Il crepuscolo è la mia primavera,



c’è un pianto dietro ogni sorriso,



risplende sempre quel silenzio sul mio viso.



Ma in questo presente ho dimenticato ogni mio agire, ogni mio anelo, ogni mia era.




Silenzioso agisce il tempo, che svilisce, che non perdona e che m’abbandona,



quando ancora non passa questo passo spedito.




In queste mura la mia dimora,



in questo nulla la mia prosperità.




Perché dal mio dolore ho dovuto tirar fuori rose,



che hanno ferito ogni mio dito,



più di un rovere ardito,



su questo capo, da altri marchiato,



in questo momento - alquanto un eterno.




Su questi fogli trasferisco tutto il mio animo,



così che possa amarlo, come nessuno può,



perché nessuno ama ciò che non può vedere.




Così celato questo cuore da me amato,



così dannato questo pensiero,



così ingrata questa voglia assetata di vita,



così sbiadita, così passita.




Così tutto quello che avevo dentro si faceva rumore



nel bianco di questo foglio, di questa vita – sempre vista di sfuggita.

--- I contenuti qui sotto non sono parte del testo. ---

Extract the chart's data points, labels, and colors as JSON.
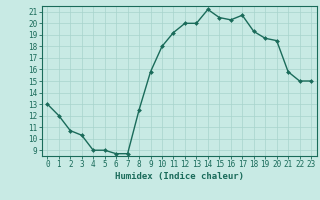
{
  "x": [
    0,
    1,
    2,
    3,
    4,
    5,
    6,
    7,
    8,
    9,
    10,
    11,
    12,
    13,
    14,
    15,
    16,
    17,
    18,
    19,
    20,
    21,
    22,
    23
  ],
  "y": [
    13,
    12,
    10.7,
    10.3,
    9,
    9,
    8.7,
    8.7,
    12.5,
    15.8,
    18.0,
    19.2,
    20.0,
    20.0,
    21.2,
    20.5,
    20.3,
    20.7,
    19.3,
    18.7,
    18.5,
    15.8,
    15.0,
    15.0
  ],
  "line_color": "#1a6b5a",
  "marker": "D",
  "marker_size": 2.0,
  "linewidth": 1.0,
  "bg_color": "#c8eae4",
  "grid_color": "#a8d4cc",
  "xlabel": "Humidex (Indice chaleur)",
  "xlabel_fontsize": 6.5,
  "xlim": [
    -0.5,
    23.5
  ],
  "ylim": [
    8.5,
    21.5
  ],
  "yticks": [
    9,
    10,
    11,
    12,
    13,
    14,
    15,
    16,
    17,
    18,
    19,
    20,
    21
  ],
  "xticks": [
    0,
    1,
    2,
    3,
    4,
    5,
    6,
    7,
    8,
    9,
    10,
    11,
    12,
    13,
    14,
    15,
    16,
    17,
    18,
    19,
    20,
    21,
    22,
    23
  ],
  "tick_fontsize": 5.5,
  "tick_color": "#1a6b5a",
  "spine_color": "#1a6b5a"
}
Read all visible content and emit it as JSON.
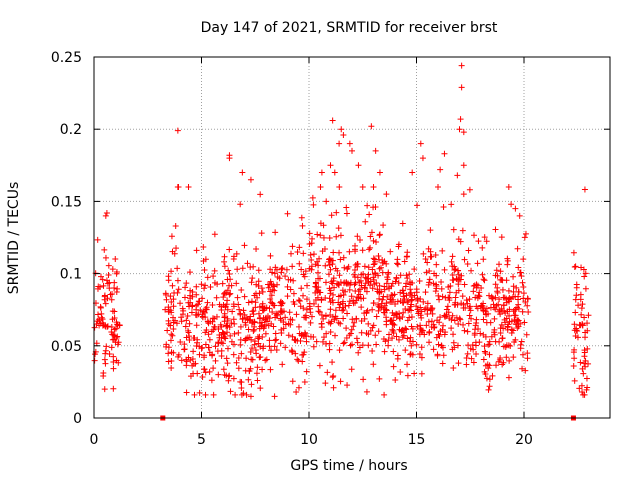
{
  "chart_data": {
    "type": "scatter",
    "title": "Day 147 of 2021, SRMTID for receiver brst",
    "xlabel": "GPS time / hours",
    "ylabel": "SRMTID / TECUs",
    "xlim": [
      0,
      24
    ],
    "ylim": [
      0,
      0.25
    ],
    "xticks": [
      0,
      5,
      10,
      15,
      20
    ],
    "yticks": [
      0,
      0.05,
      0.1,
      0.15,
      0.2,
      0.25
    ],
    "xtick_labels": [
      "0",
      "5",
      "10",
      "15",
      "20"
    ],
    "ytick_labels": [
      "0",
      "0.05",
      "0.1",
      "0.15",
      "0.2",
      "0.25"
    ],
    "grid": true,
    "marker": "+",
    "color": "#ff0000",
    "zero_markers_x": [
      3.2,
      22.3
    ],
    "segments": [
      {
        "x_start": 0.0,
        "x_end": 1.2,
        "mean": 0.068,
        "spread": 0.02,
        "count": 95
      },
      {
        "x_start": 3.3,
        "x_end": 4.2,
        "mean": 0.07,
        "spread": 0.022,
        "count": 60
      },
      {
        "x_start": 4.2,
        "x_end": 8.0,
        "mean": 0.062,
        "spread": 0.022,
        "count": 340
      },
      {
        "x_start": 8.0,
        "x_end": 10.0,
        "mean": 0.075,
        "spread": 0.024,
        "count": 150
      },
      {
        "x_start": 10.0,
        "x_end": 13.5,
        "mean": 0.085,
        "spread": 0.025,
        "count": 320
      },
      {
        "x_start": 13.5,
        "x_end": 17.0,
        "mean": 0.075,
        "spread": 0.022,
        "count": 300
      },
      {
        "x_start": 17.0,
        "x_end": 20.2,
        "mean": 0.07,
        "spread": 0.022,
        "count": 260
      },
      {
        "x_start": 22.3,
        "x_end": 23.0,
        "mean": 0.055,
        "spread": 0.02,
        "count": 60
      }
    ],
    "highlight_points": [
      {
        "x": 3.9,
        "y": 0.199
      },
      {
        "x": 3.9,
        "y": 0.16
      },
      {
        "x": 3.8,
        "y": 0.133
      },
      {
        "x": 0.6,
        "y": 0.142
      },
      {
        "x": 0.55,
        "y": 0.14
      },
      {
        "x": 6.3,
        "y": 0.182
      },
      {
        "x": 6.3,
        "y": 0.18
      },
      {
        "x": 6.9,
        "y": 0.17
      },
      {
        "x": 7.3,
        "y": 0.165
      },
      {
        "x": 6.8,
        "y": 0.148
      },
      {
        "x": 7.8,
        "y": 0.128
      },
      {
        "x": 11.1,
        "y": 0.206
      },
      {
        "x": 11.5,
        "y": 0.2
      },
      {
        "x": 11.6,
        "y": 0.196
      },
      {
        "x": 11.4,
        "y": 0.19
      },
      {
        "x": 11.9,
        "y": 0.19
      },
      {
        "x": 12.0,
        "y": 0.185
      },
      {
        "x": 11.0,
        "y": 0.175
      },
      {
        "x": 11.2,
        "y": 0.17
      },
      {
        "x": 12.3,
        "y": 0.175
      },
      {
        "x": 12.9,
        "y": 0.202
      },
      {
        "x": 13.1,
        "y": 0.185
      },
      {
        "x": 13.3,
        "y": 0.17
      },
      {
        "x": 13.0,
        "y": 0.16
      },
      {
        "x": 13.6,
        "y": 0.155
      },
      {
        "x": 12.5,
        "y": 0.16
      },
      {
        "x": 10.6,
        "y": 0.17
      },
      {
        "x": 10.8,
        "y": 0.15
      },
      {
        "x": 15.2,
        "y": 0.19
      },
      {
        "x": 15.3,
        "y": 0.18
      },
      {
        "x": 14.8,
        "y": 0.17
      },
      {
        "x": 16.1,
        "y": 0.172
      },
      {
        "x": 16.3,
        "y": 0.183
      },
      {
        "x": 16.0,
        "y": 0.16
      },
      {
        "x": 17.1,
        "y": 0.244
      },
      {
        "x": 17.1,
        "y": 0.229
      },
      {
        "x": 17.05,
        "y": 0.207
      },
      {
        "x": 17.0,
        "y": 0.2
      },
      {
        "x": 17.2,
        "y": 0.198
      },
      {
        "x": 17.2,
        "y": 0.175
      },
      {
        "x": 16.9,
        "y": 0.168
      },
      {
        "x": 17.2,
        "y": 0.155
      },
      {
        "x": 19.4,
        "y": 0.148
      },
      {
        "x": 19.6,
        "y": 0.145
      },
      {
        "x": 19.8,
        "y": 0.14
      },
      {
        "x": 22.8,
        "y": 0.098
      },
      {
        "x": 22.4,
        "y": 0.105
      },
      {
        "x": 22.7,
        "y": 0.018
      },
      {
        "x": 0.5,
        "y": 0.02
      },
      {
        "x": 6.8,
        "y": 0.025
      },
      {
        "x": 7.3,
        "y": 0.015
      },
      {
        "x": 8.4,
        "y": 0.015
      },
      {
        "x": 9.4,
        "y": 0.018
      },
      {
        "x": 18.4,
        "y": 0.022
      },
      {
        "x": 19.3,
        "y": 0.028
      }
    ]
  }
}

In quei momenti di vissuto il dubbio non m’era mai piaciuto,



ma in quegli istanti vedevo davvero attraverso ciò che avevo dentro,



e mi spegnevo, perché capivo che ero solo io a veder più degli altri,



e che gli altri non volevano vedere questa primavera,



perché era un’alba oscura più che chiara.




Ma quell’oscurità era il prodotto della loro infelicità.



Ognun porta fuori ciò che non capisce dentro,



con fervo lamento.




Per questo ho sempre amato ogni silenzio, ogni contemplo.




E così: in quel momento non sapevo dove volgere lo sguardo,



perché non c’era niente lì fuori che trovassi famigliare da potermici rispecchiare.




Così ho sempre guardato dentro,



e vedo attraverso tutto,



e quel tutto era un grande niente,



poiché la tempra di ciò che è vivido fuori era così spoglia dentro.




Giacevo a terra ogni volta, ogni istante.



Il peso di quel niente era così assordante, era dilagante,



come un’onda s’abbatteva su tutto,



e quel tutto valeva così poco.




Contemplando questo,



come potevo essere felice?



Come potevo vedere senza impoverirmi?




Ma non potevo accecarmi,



non potevo salvarmi,



e non potevo fare nulla più che rendere resa a questa rivelazione,



che aveva il gusto di stremare ogni mio secondo.




E anche il tempo diventò sgomento,



e in questo supplizio di lamento vedo, come sempre,



un’amarezza che era più propria a me di quanto lo fosse la mia ombra.




Che adorno,



e che ironia che s’impregna alla mia malinconia.